Cerca de meia centena de pessoas juntaram-se esta quinta-feira em frente à Assembleia da República, quase sempre em silêncio, num protesto contra a eutanásia, que é votada no Parlamento.
"Eutanásia, genocídio legal", lia-se em letras pintadas a preto e vermelho numa faixa segurada por dois dos vários jovens, alguns dos quais ainda vestidos com a farda do colégio, que se juntaram à manifestação promovida pela Federação pela Vida.
No dia em que a eutanásia volta ao Parlamento, com a votação de projetos de lei do Partido Socialista, do Bloco de Esquerda e da Iniciativa Liberal, a Federação pela Vida quis reforçar novamente a sua posição sobre um tema que a presidente, Isilda Pegado, diz não compreender como continua a ser discutido, depois do insucesso de sucessivas iniciativas legislativas anteriores.
"Quanto a nós, a questão estava arrumada, não vale a pena continuarmos a insistir tantas vezes na eutanásia até que um dia alguém a aceite. Aquilo que viemos aqui dizer é basta. Basta deste debate estéril que não resolve o problema do sofrimento", disse a responsável.
Na opinião de Isilda Pegado, o papel da Assembleia da República é "escolher quais são as matérias que melhor servem o povo que governa, e esta não é de certeza".
No protesto, que se prolongou durante quase uma hora e em que estiveram presentes deputados do Chega e membros do CDS-PP, reinou sobretudo um "silêncio de morte", como destacava um dos cartazes, interrompido apenas por mensagens curtas que o vice-presidente da Federação entoava ao microfone.

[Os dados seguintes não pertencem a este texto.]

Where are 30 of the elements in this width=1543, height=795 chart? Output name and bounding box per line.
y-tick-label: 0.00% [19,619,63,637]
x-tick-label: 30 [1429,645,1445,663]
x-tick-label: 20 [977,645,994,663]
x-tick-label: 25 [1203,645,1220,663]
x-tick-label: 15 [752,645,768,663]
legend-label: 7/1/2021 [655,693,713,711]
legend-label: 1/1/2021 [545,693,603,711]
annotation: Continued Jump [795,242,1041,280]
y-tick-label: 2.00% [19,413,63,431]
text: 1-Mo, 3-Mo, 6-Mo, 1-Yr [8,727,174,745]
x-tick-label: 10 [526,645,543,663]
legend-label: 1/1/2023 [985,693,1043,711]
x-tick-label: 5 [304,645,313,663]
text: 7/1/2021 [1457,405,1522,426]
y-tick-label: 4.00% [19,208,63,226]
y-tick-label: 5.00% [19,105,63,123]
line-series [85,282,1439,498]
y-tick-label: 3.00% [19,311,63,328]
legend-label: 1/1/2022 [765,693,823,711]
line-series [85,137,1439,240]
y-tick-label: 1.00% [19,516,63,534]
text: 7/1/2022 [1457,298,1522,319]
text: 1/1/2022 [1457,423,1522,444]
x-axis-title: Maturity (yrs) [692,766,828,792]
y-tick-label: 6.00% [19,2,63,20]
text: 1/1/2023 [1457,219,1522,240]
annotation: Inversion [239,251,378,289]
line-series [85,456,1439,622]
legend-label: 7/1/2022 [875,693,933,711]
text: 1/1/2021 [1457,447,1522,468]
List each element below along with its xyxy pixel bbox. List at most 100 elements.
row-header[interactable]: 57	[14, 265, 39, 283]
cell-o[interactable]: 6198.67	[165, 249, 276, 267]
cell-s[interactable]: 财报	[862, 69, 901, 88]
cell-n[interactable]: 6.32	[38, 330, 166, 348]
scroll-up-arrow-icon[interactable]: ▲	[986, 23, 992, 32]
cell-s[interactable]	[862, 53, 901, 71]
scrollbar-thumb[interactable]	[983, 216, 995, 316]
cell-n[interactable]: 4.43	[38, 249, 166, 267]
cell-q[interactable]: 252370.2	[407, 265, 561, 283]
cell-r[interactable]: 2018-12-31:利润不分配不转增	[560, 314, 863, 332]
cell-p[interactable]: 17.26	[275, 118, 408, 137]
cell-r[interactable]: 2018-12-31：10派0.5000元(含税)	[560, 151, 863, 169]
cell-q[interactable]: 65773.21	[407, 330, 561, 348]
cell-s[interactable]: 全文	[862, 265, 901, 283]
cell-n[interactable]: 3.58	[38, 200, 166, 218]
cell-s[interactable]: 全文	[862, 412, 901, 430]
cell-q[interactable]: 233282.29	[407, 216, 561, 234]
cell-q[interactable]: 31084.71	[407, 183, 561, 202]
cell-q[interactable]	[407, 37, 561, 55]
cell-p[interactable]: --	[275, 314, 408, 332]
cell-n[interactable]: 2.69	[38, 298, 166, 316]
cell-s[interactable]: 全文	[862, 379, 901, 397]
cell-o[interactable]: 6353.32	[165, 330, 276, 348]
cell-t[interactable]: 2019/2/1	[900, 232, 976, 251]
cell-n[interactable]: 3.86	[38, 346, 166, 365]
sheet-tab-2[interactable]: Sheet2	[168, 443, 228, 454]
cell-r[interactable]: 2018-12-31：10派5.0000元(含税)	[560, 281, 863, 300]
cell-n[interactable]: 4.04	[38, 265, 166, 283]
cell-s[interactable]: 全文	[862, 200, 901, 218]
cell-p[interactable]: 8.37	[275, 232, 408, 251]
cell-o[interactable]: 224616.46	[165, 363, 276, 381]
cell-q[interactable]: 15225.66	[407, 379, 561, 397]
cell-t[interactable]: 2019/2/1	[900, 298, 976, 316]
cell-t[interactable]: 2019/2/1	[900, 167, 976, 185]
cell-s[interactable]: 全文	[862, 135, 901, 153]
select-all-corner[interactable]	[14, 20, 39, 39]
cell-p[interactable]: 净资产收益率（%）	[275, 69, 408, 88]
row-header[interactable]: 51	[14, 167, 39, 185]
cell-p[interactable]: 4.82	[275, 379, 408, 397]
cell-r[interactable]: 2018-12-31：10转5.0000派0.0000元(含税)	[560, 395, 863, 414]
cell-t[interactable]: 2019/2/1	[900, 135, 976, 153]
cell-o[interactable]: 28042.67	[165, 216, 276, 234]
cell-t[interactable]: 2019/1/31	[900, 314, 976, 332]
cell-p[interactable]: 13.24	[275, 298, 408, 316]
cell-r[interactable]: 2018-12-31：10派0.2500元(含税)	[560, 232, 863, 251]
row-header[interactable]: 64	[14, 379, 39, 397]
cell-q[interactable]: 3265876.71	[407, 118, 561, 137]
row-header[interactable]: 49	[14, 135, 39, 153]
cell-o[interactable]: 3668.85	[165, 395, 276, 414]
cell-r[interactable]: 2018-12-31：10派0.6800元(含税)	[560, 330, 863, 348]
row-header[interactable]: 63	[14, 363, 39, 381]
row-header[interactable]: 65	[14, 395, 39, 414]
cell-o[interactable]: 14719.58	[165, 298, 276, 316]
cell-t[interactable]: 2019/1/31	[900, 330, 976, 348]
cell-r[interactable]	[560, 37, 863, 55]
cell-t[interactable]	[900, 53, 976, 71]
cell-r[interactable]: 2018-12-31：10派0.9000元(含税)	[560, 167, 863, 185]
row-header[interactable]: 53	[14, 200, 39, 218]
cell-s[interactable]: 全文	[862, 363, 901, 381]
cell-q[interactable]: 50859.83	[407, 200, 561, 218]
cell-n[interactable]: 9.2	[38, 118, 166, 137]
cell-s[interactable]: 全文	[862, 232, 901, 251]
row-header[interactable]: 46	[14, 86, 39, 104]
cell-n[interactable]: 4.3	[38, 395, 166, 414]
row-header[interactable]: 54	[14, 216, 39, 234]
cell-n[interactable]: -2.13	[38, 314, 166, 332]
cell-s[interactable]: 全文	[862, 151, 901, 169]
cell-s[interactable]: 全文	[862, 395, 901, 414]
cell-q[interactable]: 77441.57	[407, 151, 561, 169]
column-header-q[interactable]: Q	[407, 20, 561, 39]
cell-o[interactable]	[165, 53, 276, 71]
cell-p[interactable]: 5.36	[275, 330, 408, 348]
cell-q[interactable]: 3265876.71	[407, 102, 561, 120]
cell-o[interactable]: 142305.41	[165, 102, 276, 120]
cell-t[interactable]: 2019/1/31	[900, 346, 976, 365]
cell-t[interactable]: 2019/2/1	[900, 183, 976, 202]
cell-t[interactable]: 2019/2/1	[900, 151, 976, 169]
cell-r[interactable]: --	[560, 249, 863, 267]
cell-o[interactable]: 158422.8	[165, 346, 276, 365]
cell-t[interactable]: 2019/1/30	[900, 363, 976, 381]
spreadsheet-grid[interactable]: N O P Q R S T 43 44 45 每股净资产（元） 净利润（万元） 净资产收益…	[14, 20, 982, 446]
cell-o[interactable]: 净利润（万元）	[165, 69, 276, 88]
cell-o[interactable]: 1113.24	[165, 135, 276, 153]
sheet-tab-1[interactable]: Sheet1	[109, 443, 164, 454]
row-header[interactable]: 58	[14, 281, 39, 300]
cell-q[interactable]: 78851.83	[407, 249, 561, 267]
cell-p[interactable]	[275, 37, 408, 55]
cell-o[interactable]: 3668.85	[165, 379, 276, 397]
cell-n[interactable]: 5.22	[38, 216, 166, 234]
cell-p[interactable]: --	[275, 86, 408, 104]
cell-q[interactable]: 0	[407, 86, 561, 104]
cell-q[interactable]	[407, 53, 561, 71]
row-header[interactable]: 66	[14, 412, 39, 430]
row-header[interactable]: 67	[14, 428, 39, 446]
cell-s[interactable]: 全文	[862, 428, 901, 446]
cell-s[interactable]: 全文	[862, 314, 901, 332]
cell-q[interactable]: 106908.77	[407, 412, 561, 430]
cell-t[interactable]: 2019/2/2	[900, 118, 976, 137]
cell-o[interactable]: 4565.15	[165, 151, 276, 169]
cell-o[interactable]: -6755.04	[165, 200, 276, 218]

"Não existe uma lei boa para um ato mau", sublinhou António Pinheiro Torres a certa altura, questionando "por que motivo o poder não pode, não quer ou não consegue socorrer quem precisa".
A psiquiatra Margarida Neto, que também se juntou ao protesto, considerou igualmente que o parlamento não tem legitimidade para decidir sobre o tema, defendendo antes o referendo, mas reforçou que a eutanásia é, no seu entender, um retrocesso civilizacional.
Por outro lado, e enquanto médica, sublinhou que o papel dos profissionais de saúde é cuidar dos doentes, lamentando que se possa vir a colocar nas suas mãos a responsabilidade de participar na morte de alguém.
"Isso é atravessar um limiar nunca antes atravessado. A função de um médico é cuidar e acompanhar até ao fim", insistiu, considerando que a resposta para os doentes em sofrimento deve assentar nos cuidados paliativos, no acompanhamento e no reforço da saúde mental, considerando que alguém que tenha esse apoio não opta pela eutanásia.
"Quando alguém que se sente só, desesperado e o seu sofrimento é físico mas também pode ser psicológico, quando esta pessoa se sente sozinha, poderá pedir a eutanásia. Mas se for acompanhada, essa hipótese diminui e é essa a experiência dos cuidados paliativos", afirmou.
Da mesma opinião, Afonso Virtuoso disse que a sociedade e o Estado não podem colocar a possibilidade de matar como solução, mas investir todos os seus esforços no cuidado dos doentes.
"Nem sequer houve a preocupação de legislar sobre os cuidados paliativos e garantir que todos os portugueses têm acesso aos cuidados paliativos antes de se aprovar a eutanásia. É ainda mais escandaloso aprovar-se a eutanásia quando uma grande parte dos portugueses não têm acesso aos cuidados paliativos de que precisam", sustentou.
Os projetos de PS, BE e IL propõem a eutanásia em situações de "lesão definitiva de gravidade extrema" ou "doença grave e incurável". Quanto a este último critério, o PAN estabelece a exigência de "doença grave ou incurável".
Na anterior legislatura, a despenalização em certas condições da morte medicamente assistida, alterando o Código Penal, reuniu maioria alargada no parlamento, mas foi alvo de dois vetos do Presidente da República: uma primeira vez após o chumbo do Tribunal Constitucional, na sequência de um pedido de fiscalização de Marcelo Rebelo de Sousa. Numa segunda vez, o decreto foi de novo rejeitado pelo Presidente depois de um veto político.
O Presidente vetou este decreto em 26 de novembro, realçando que o novo texto utilizava expressões diferentes na definição do tipo de doenças exigidas e defendeu que o legislador tinha de optar entre a "doença só grave", a "doença grave e incurável" e a "doença incurável e fatal".
Na nota justificativa do veto, Marcelo escreveu que no caso de a Assembleia da República querer "mesmo optar por renunciar à exigência de a doença ser fatal, e, portanto, ampliar a permissão da morte medicamente assistida", optará por uma "visão mais radical ou drástica" e questionou se isso corresponde "ao sentimento dominante na sociedade portuguesa".